En interne, Kavanaugh a fait passer le divorce d’avec Elliott comme un jalon important pour la compagnie. « “On passe à autre chose” », a-t-il dit d’après les souvenirs d’un cadre de Relativity. Mais en réalité, Relativity était à un tournant. Kavanaugh avait annoncé publiquement l’imminence d’un investissement de la part de JP Morgan Chase, mais le CEO Jamie Damon a dit à ses banquiers de Los Angeles que jamais JP Morgan Chase n’achèterait d’actions dans Relativity, étant donné qu’il ne jugeait pas le studio solvable, même pour une dette senior. En définitive, Relativity n’est parvenu à sortir que les films qui étaient déjà en stock, avec l’aide d’un fonds de prêt de Colbeck Capital, soutenu par l’investisseur Ron Burkle. Et ce qui est apparu en surface comme un simple mouvement de bailleurs camouflait un bouleversement profond de la santé économique de Relativity. Pour réussir à se passer d’Elliott, la compagnie avait dû contracter des centaines de millions de dollars de prêts aux intérêts élevés.

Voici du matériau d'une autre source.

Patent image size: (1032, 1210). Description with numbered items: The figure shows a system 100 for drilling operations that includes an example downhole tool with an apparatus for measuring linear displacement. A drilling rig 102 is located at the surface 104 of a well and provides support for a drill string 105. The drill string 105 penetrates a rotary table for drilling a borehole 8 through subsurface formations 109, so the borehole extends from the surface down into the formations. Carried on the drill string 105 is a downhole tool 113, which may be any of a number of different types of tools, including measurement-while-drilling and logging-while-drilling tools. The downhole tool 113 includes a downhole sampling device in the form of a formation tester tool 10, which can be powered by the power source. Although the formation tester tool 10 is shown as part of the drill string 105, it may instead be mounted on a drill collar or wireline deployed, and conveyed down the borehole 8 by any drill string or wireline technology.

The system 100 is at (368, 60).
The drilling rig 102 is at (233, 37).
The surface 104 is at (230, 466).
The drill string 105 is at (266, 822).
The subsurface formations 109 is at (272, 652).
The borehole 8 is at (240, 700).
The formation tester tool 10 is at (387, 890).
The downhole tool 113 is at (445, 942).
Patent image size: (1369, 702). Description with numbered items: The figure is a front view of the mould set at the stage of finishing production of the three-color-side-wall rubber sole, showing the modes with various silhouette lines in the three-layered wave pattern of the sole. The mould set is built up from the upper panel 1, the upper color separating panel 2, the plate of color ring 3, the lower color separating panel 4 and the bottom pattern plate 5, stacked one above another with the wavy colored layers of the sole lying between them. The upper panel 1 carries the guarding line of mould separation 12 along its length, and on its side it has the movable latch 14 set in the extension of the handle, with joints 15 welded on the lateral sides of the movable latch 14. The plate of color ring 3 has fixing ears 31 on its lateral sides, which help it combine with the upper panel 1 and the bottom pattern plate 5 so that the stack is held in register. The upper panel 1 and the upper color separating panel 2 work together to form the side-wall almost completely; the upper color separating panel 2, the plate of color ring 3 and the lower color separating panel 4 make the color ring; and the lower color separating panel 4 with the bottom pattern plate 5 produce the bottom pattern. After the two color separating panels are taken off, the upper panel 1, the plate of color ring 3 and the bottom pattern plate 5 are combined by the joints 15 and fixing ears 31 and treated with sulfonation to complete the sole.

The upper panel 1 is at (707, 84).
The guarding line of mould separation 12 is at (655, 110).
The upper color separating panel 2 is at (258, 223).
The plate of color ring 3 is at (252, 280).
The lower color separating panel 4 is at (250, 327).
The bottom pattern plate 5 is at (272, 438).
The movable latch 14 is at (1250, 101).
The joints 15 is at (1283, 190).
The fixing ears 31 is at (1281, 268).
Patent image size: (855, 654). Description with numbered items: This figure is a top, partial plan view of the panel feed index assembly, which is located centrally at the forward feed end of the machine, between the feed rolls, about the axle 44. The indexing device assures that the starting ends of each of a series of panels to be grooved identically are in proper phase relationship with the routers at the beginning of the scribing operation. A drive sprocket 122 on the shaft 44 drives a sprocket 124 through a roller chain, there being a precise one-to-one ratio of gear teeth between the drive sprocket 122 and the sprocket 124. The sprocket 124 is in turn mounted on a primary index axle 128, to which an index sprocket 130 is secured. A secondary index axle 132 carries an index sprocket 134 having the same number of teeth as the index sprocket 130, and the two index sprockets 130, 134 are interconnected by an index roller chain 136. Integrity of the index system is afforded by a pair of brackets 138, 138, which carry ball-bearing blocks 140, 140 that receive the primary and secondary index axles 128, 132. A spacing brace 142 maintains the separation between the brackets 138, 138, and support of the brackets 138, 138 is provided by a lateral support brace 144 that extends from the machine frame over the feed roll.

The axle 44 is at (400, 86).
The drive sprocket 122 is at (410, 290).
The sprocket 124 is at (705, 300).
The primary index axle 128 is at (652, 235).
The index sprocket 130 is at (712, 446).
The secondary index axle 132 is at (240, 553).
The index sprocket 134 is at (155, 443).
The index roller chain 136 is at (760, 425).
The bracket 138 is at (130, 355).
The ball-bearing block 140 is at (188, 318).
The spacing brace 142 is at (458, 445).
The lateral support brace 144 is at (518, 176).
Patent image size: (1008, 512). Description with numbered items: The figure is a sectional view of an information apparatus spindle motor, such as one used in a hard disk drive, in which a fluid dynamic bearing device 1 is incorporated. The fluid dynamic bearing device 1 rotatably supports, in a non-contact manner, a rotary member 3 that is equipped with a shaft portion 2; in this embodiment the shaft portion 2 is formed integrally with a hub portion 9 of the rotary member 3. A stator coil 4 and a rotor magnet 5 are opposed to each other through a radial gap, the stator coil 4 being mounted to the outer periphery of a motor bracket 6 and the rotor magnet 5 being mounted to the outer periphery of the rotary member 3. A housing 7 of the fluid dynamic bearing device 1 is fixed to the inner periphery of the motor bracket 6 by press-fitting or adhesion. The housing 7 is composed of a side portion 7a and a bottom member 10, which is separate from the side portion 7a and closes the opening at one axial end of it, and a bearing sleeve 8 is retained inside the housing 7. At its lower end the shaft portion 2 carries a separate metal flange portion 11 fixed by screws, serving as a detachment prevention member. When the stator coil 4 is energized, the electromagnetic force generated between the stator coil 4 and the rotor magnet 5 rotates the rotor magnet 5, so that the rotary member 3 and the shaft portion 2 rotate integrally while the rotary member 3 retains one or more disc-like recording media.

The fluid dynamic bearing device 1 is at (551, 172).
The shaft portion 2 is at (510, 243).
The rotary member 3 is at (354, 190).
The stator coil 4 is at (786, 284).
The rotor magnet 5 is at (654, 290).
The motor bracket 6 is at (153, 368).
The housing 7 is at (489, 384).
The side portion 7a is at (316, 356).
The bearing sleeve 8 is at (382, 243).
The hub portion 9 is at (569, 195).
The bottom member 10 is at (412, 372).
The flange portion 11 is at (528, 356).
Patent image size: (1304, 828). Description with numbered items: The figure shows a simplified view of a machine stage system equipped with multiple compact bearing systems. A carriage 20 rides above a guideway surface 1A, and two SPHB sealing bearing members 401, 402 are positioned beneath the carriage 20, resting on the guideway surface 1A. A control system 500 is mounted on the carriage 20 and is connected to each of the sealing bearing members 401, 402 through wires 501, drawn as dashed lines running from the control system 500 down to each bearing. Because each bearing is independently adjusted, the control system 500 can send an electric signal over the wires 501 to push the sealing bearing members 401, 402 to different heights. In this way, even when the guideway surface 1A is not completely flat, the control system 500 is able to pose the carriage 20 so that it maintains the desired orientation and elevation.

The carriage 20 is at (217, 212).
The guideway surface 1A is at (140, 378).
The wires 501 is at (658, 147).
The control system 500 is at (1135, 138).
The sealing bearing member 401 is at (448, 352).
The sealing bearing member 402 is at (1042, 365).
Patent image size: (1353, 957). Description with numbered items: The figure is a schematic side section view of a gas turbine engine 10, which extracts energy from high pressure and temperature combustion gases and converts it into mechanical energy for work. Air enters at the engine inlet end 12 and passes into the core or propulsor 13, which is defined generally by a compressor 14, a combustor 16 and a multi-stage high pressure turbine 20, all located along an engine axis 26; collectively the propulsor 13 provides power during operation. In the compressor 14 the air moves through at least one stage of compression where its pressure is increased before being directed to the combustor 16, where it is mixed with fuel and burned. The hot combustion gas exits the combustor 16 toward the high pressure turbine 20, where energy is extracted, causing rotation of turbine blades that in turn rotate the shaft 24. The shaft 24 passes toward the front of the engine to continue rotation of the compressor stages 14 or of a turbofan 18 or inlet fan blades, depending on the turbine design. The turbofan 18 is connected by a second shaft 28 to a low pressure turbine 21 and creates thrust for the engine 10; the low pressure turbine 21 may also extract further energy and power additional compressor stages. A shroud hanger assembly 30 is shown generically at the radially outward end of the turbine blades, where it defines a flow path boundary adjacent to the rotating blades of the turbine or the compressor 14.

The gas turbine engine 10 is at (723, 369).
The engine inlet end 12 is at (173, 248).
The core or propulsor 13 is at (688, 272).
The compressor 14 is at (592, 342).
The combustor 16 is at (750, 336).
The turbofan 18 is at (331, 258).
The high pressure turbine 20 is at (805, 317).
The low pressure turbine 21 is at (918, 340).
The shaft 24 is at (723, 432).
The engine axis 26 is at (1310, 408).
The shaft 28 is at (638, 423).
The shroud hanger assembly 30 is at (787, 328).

À présent, le studio avait besoin que son modèle fonctionne non seulement pour générer des retours sur investissement substantiels, mais aussi pour produire assez de cash afin d’éviter le défaut sur ses obligations. Après Les Immortels, Relativity a sorti une série de films – Limitless, Act of Valor, Un Havre de paix – aux bénéfices très corrects. Mais un nombre grandissant de gens puissants à Hollywood ne voulaient plus faire affaires avec Kavanaugh, qui s’était taillé parmi les producteurs la réputation de ne pas tenir ses promesses. Peu de temps avant que le film de Relativity Blanche-Neige n’entre en production, Kavanaugh a dit à Brett Ratner, qui lui avait apporté le film et s’était vu promettre un chèque d’1,5 million de dollars, que Relativity ne lui paierait que la moitié de cette somme. Ratner a accepté après que Kavanaugh l’a assuré que Relativity lui ferait signer un contrat de consultation globale d’une valeur de 5 millions de dollars, mais Ratner n’en a jamais vu la couleur.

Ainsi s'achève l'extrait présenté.